A guest post by Victorian nurse Elisabeth Hall, who has changed identifying features about this patient whose dying, she says, is not atypical of her nursing experience.
I walk quickly, efficiently down the corridor, checking the six patients in my care this evening.
My lady in 24’s still with us. Drifting in and out of consciousness, her mouth hanging wide open revealing naked, pale gums, her dentures have been soaking in a plastic container on the bedside table for the last few weeks. It’s been a while since she could chew, and anything thinner than honey will slide into her lungs. All she can tolerate now are teaspoons of water mixed with thickened and, on good days, finely crushed tablets mixed with strawberry jam.
I wipe the corners of her dry lips clean of the white crusts remnants from the last time she tried to swallow some medication, reminders of how little dignity she has left; so little autonomy she can no longer dab her mouth with the monogrammed linen hanky she used to tuck up her sleeve, long since relegated to a bedside drawer, by the clothes she wore when she could still choose, and the large print mysteries she once used to escape the hospital.
At least she looks peaceful for the moment. Last night I gave her all of her prescribed ‘as needed’ morphine and midazolam, and still she cried out for her mum, long gone from this 90 year old woman’s life, to help relieve her pain.
Her bed has been lowered to the ground, with a mat on the floor beside it, just in case she falls while she’s trying desperately to find a position that is, if not comfortable, at least bearable.
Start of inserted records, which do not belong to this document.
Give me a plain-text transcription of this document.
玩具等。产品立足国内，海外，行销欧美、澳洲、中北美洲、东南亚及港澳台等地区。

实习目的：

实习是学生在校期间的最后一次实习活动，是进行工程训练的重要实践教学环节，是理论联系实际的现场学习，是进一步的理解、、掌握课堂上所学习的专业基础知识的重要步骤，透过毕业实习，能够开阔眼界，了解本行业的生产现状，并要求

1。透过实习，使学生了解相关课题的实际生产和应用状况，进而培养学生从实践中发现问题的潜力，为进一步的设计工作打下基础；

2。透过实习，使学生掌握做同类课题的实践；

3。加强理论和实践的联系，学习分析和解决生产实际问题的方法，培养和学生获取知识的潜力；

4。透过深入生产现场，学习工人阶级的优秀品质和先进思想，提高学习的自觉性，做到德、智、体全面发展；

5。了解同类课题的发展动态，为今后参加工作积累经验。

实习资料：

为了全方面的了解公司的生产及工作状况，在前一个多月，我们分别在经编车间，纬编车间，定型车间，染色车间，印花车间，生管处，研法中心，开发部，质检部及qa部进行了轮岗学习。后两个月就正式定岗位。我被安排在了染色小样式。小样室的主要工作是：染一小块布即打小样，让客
I check on her often, gently changing her position, moistening her dry mouth with damp cotton swabs and minty lip balm, cleaning her frail body in stages so it doesn’t exhaust her. Jutting bones lie beneath parchment soft skin that I assess for signs of pressure injury, as I talk to her about what I’m doing, and the setting sun only I see through the curtained window.
I don’t know if she can hear me any more. Before she was so far along, when she asked me to please help her die, she told me she would have no visitors, had outlived most of her relatives and friends, had no children of her own.
Her wasted muscles are rigid, and she moans when I move her. Her face shows the pain, the discomfort and the utter aloneness that has dragged on for so long.
When my shift finally slows down, I go in and sit in the dark on the mat next to her. I hold her cold, gnarled hands and talk to her quietly, trying to soothe her; this intimate moment feels like a single drop of comfort in an ocean of unrelenting suffering.
I pump hospital-stock moisturiser and massage her hands, comb her shock of white hair. Her breathing is uncomfortable to watch but I’m certain it’s much more uncomfortable to experience.
This woman, with her brow furrowed in mostly quiet suffering, is a palliative care patient. She has been cared for by nurses, visited by doctors, ministered to by a chaplain. They have all done what they can to ease her pain, her breathlessness and her distress. We do our best to care for her, but cannot release her and end her terminal suffering.
All we can do is wait, watch her deteriorate and hope we never have to see a loved one in the same situation, swear to ourselves that we’ll find a way to end it if it ever happens to us.
We go home, make our family or friends promise them that they’ll help if we ever end up in such a way. We go to bed at night and replay our shift, cry quietly to ourselves, feeling both silly and useless. This isn’t even one of the awful ones.
Many of us will think of assisted dying, and hope that one day the laws will have changed so that we can help other patients end their journey on their own terms, without pain and with their dignity. With someone holding their hands, in the place of their choosing, and with relief in their heart.